Ms Harries said she was impressed with how quickly the primary schoolers embraced the project.
"It has been incredible to watch the students build and code their robots with such enthusiasm and ease, they should be so proud of their success," she said.
"Every student, regardless of their experience in robotics or coding, engaged in the project - they showed further skills in communication and team work as they worked effectively in small groups, and their determination to find a result through trial and error has been very impressive."
Ms Harries said DEAP worked with students from grade 3 to year 12, delivering coordinated activities and events designed to promote self-efficacy and literacy at the primary level, and then focusing on students' educational aspirations and pathways into higher education at the secondary level.

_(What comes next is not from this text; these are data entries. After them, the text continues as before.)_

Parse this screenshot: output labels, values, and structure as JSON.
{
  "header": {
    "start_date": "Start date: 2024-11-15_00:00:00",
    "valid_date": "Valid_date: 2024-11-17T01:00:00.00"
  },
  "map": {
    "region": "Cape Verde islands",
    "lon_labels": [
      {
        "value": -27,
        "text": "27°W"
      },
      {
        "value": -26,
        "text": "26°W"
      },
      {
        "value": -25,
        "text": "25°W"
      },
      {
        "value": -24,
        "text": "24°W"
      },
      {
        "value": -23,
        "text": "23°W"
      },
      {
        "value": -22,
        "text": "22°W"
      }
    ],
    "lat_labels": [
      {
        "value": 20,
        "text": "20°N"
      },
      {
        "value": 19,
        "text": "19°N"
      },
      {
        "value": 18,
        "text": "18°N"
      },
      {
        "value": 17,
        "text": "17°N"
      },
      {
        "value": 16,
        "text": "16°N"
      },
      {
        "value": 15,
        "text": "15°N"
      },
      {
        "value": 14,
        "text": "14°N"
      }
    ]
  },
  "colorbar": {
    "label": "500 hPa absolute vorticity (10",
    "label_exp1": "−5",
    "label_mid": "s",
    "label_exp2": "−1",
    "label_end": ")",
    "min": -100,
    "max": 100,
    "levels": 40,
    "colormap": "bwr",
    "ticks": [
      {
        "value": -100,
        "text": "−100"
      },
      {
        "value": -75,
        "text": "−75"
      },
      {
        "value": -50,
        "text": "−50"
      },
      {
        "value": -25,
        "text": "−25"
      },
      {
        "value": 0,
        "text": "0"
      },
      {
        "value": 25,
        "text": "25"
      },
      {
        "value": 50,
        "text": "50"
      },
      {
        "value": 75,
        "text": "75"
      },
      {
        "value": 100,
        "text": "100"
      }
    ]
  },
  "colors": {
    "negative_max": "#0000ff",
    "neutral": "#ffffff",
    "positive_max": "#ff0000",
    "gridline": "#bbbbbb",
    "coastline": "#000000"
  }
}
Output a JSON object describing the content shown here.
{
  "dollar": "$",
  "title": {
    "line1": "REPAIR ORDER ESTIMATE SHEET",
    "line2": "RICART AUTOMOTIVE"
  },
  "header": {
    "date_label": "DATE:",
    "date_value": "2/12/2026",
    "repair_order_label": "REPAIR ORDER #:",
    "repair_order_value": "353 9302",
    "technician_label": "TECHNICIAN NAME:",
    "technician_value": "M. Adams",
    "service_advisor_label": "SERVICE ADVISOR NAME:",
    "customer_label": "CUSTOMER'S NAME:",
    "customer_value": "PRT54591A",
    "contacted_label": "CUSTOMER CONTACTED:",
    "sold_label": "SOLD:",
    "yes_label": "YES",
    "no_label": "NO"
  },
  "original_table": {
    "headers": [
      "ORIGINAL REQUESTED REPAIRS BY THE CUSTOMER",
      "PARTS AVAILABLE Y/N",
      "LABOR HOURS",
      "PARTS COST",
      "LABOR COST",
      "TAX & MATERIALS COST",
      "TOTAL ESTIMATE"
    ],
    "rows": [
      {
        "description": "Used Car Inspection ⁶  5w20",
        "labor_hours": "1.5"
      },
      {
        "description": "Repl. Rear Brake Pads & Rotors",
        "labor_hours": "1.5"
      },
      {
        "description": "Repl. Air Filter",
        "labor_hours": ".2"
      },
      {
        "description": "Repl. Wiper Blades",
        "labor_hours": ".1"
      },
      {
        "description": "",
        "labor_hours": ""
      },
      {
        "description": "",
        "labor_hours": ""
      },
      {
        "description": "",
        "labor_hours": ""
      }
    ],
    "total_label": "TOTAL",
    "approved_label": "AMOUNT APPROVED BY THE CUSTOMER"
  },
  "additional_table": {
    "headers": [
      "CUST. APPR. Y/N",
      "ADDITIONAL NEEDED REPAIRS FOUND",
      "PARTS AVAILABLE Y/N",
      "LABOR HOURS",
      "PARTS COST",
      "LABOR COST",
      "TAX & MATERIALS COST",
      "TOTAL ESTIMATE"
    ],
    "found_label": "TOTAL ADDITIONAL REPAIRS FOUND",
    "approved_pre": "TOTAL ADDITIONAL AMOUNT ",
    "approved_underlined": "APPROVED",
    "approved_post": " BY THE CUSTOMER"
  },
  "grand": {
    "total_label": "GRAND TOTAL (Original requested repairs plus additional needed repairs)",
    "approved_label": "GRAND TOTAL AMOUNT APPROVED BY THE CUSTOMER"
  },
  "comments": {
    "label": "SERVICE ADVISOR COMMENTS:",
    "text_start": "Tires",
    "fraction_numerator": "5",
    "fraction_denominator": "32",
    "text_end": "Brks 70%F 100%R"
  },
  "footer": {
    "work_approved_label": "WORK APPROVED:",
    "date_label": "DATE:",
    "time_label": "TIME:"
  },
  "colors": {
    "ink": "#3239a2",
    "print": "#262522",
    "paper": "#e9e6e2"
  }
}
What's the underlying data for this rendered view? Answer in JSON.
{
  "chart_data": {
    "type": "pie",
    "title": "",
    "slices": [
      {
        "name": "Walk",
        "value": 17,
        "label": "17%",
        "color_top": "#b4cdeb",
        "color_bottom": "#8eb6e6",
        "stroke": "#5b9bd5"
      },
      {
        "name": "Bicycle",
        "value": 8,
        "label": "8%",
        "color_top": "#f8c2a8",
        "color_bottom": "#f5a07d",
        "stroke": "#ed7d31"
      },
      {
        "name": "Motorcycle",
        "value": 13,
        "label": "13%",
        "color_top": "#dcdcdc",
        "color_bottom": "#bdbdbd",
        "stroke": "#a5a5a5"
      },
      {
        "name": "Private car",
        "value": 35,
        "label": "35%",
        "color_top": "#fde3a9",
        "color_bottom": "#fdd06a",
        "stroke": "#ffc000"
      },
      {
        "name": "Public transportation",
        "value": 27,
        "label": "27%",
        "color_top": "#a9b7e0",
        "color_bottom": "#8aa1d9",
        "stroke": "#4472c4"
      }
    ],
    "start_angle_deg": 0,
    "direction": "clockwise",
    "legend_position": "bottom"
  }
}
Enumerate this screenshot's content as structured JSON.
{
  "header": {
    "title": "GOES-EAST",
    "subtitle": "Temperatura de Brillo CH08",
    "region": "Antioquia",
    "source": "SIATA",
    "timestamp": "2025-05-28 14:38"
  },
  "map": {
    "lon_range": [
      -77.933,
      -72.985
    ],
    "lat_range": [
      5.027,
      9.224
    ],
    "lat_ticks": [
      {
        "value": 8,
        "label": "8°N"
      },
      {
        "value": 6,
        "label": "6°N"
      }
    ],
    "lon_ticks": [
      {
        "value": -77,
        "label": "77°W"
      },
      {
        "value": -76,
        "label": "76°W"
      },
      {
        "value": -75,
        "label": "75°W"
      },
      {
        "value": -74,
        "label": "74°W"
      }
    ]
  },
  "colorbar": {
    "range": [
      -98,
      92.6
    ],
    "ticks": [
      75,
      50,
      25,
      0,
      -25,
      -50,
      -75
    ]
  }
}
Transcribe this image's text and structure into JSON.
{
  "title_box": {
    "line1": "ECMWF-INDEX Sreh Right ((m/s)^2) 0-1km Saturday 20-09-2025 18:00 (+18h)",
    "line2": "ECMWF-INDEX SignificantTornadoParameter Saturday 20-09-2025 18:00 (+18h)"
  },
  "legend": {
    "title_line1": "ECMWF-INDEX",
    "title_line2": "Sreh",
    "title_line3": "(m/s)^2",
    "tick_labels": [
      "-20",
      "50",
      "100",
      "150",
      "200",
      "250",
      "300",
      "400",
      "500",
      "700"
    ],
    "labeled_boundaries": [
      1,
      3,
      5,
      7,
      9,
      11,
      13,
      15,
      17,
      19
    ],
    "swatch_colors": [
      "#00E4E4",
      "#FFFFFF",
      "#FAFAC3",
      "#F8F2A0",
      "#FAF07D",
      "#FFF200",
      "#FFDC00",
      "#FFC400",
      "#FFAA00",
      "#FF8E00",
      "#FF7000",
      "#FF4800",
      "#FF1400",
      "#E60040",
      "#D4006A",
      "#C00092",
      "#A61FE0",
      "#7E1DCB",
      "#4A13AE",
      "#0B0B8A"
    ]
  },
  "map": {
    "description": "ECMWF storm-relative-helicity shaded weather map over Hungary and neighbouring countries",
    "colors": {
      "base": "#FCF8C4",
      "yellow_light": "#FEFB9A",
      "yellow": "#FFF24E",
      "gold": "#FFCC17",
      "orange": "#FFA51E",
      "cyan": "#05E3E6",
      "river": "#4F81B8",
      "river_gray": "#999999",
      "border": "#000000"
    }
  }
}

The current project has been a collaboration between DEAP, Deakin University's Faculty of Science, Engineering and Built Environment, Geelong East PS, and the Ardoch Youth Foundation.
The Ardoch Youth Foundation, a children's education charity with offices in Corio, Geelong, contributed to the project through their donation of LEGO Mindstorms robotics kits funded through the Percy Baxter Charitable Trust.
"This project has also afforded Deakin Community Science Project unit students Mark and Naima the opportunity to share their knowledge in their field of study with a very captivated audience, supporting their own professional and skill development," Ms Harries said.
Geelong East PS grade 5/6 teacher Candice Rogers said the program provided her students with "essential 21st century skills as they go forward to high school".
"Geelong East PS is using 21st century learning tasks to build literacy and team work skills using advanced robotic technology and coding," Ms Rogers said.
"This partnership with Deakin University has provided an opportunity for the students to put their Lego knowledge to practice and work through different robots and coding programs."
The budding roboticists at Geelong East PS toured the site of some of Geelong's most impressive technological breakthroughs this month, with a recent excursion to Deakin University’s Waurn Ponds campus.